La jeune artiste rwandaise Ariel Wayz sait tout faire, et elle l’a démontré cette année. Elle chante merveilleusement bien sur des sons qui mêlent afrobeats, afropop et rnb comme « Good Luck » et « You Should Know ». Dans le même style, le titre « Bad » n’a absolument rien à envier aux productions nigérianes et constitue la bande-son parfaite pour rouler la nuit sur les collines illuminées de Kigali. Mais c’est aussi une excellente rappeuse, la preuve avec le morceau « Demo », sur lequel elle a invité quatre rappeurs de la nouvelle génération. Parmi eux, il y a Kivumbi King qui fait le dernier couplet. On le reconnaît aisément grâce à son élégante coiffure traditionnelle, l’asunzu. C’est le prince de Kigali. Il peut rivaliser avec WizKid grâce à sa voix suave et son sens de la mélodie ( « Nakumena Amaso »), et rapper sur de la trap ( « Ntacyo Nzaba »). Bruce The 1st, quant à lui, est l’un des premiers rappeurs à s’être illustré dans le registre de la drill en 2020 au Rwanda avec « Tugende » (en featuring avec Ish Kevin). Ce morceau collaboratif nous permet aussi de découvrir deux nouveaux talents rwandais: Sagamba et Soldier Kid. 

Fakaloice feat Riky Rick & Cassper Nyovest – « Ooh Aah »
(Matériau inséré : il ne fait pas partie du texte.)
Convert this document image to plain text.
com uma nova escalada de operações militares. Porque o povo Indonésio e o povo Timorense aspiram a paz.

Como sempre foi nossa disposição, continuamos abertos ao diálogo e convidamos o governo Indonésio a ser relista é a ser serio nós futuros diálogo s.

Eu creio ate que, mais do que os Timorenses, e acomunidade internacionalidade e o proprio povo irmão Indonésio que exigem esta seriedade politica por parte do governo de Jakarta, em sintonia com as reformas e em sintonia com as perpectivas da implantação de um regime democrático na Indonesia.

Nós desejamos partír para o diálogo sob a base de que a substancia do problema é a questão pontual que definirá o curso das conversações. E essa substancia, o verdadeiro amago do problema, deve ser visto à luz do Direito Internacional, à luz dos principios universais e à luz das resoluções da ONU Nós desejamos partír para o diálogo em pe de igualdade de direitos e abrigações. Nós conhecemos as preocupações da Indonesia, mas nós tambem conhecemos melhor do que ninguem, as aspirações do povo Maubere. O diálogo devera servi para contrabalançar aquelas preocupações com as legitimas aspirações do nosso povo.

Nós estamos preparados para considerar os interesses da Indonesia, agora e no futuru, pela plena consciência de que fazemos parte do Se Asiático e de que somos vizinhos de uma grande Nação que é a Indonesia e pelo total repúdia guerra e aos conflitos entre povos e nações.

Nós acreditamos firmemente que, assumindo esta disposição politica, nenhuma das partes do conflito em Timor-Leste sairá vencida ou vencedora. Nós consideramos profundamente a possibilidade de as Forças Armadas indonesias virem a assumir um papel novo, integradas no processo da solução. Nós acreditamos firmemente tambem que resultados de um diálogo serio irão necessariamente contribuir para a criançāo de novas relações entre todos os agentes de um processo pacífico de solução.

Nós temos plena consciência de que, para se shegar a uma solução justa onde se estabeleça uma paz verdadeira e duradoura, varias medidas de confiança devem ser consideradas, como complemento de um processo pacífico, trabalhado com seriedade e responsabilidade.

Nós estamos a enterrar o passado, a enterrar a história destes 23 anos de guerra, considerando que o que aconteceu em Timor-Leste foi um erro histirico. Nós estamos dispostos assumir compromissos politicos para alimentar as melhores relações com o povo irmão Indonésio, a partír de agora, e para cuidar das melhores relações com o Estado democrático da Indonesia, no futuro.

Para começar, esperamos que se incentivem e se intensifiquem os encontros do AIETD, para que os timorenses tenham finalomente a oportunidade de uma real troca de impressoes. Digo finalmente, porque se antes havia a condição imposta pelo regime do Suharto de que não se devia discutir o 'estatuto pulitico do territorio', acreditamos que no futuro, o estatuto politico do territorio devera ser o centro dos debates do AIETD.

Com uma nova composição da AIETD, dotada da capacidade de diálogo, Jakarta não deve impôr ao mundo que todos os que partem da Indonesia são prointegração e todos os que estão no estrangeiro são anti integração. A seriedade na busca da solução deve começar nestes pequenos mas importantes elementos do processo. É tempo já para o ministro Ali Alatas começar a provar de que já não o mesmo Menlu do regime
« Ooh Ah » de Fakaloice est devenu un classique instantané du hip-hop sud-africain dès sa sortie. Fakaloice est un jeune rappeur originaire de Verulam, une ville au nord de Durban, dans le KwaZulu-Natal, il représente donc la côte nord au sein du label Ambitiouz Entertainment. Il mélange l’anglais et l’isiZulu et définit son style comme de la « zunglish trap ». Il est fortement influencé par le rappeur canadien Tory Lanez et on l’entend bien sur « Ooh Ah », qu’il a produit lui-même, dans la manière dont il change de registre et d’octave entre les phases de rap et de chant. Dans la première séquence de clip qui correspond à son couplet, on voit Fakaloice être intronisé chef d’un village. On reconnaît les maisons traditionnelles, les tenues, les boucliers et les lances des Zoulous. Une séquence qui n’est pas sans rappeler le clip « Y3 Y3 Dom » du driller ghanéen Jay Bahd paru en 2021 et dans lequel on voyait des guerriers ashantis se préparer pour la guerre. Le deuxième couplet du morceau est celui de Riky Rick, légende du rap sud-africain, et malheureusement décédé en février dernier. L’artiste a mis fin à ses jours après une très longue dépression. Ce couplet a été enregistré en 2020. Dans le clip, cette séquence est annoncée par un message inscrit dans le dos d’un t-shirt : « We Never Die, We Multiply ». Il s’agit de paroles de Riky Rick issues du remix du morceau « Nkalakatha » du rappeur Costa Titch, sorti en 2019. Ce sont des inconnus de la rue et ses amis qui rappent son couplet ici et lui rendent un très bel hommage collectif. Le troisième couplet est rappé par la légende des légendes, Cassper Nyovest. Les fans de rap sud-africain attendaient depuis des années de pouvoir retrouver Riky Rick et Cassper Nyovest sur un même morceau. Cassper Nyovest prend son temps pour rentrer sur le beat avant de complètement le dévorer. Il est venu mettre les points sur les i et les barres sur les t. Il tire à boulets rouges sur l’industrie musicale et sur les autres rappeurs. Il rappelle qu’il a survécu à toutes les modes (house music, gqom) et qu’il a inspiré tout le monde dont Focalistic, l’un des rappeurs les plus en vue depuis quelques années. Dans la vidéo, il apparaît comme le leader suprême du hip-hop et en chef des armées. Après un tel couplet, qui pourrait le contester? 

FL EX – « Logan »

Le rappeur FL EX, âgé de 21 ans, est tout simplement l’une des révélations de l’année en Égypte. Il s’est fait connaître grâce à des featurings avec des artistes du très bon label Maadi Town Mafia dont il fait partie : tout d’abord « Shayateen » avec Husayn puis « Khamsa » avec Wingii. L’Égypte a emmené la trap à un niveau stratosphérique, la rendant plus profonde et plus planante que n’importe où ailleurs, ceci grâce à des producteurs comme Molotof et des rappeurs tels que Marwan Pablo et Wegz. Le morceau « Logan », issu de l’excellent EP Mesama3een de FL EX, montre que l’histoire se répète avec la drill. Le beatmaker Rally a composé une piste instrumentale à la fois sombre, lourde et angoissante, avec des basses énormes et une flûte traditionnelle qui vient rendre le tout encore plus épique. Même ambiance effrayante dans le clip en noir et blanc. FL EX y parcourt le Caire avec sa bande pendant des heures jusqu’à la découverte glaçante d’un corps allongé sur un trottoir. 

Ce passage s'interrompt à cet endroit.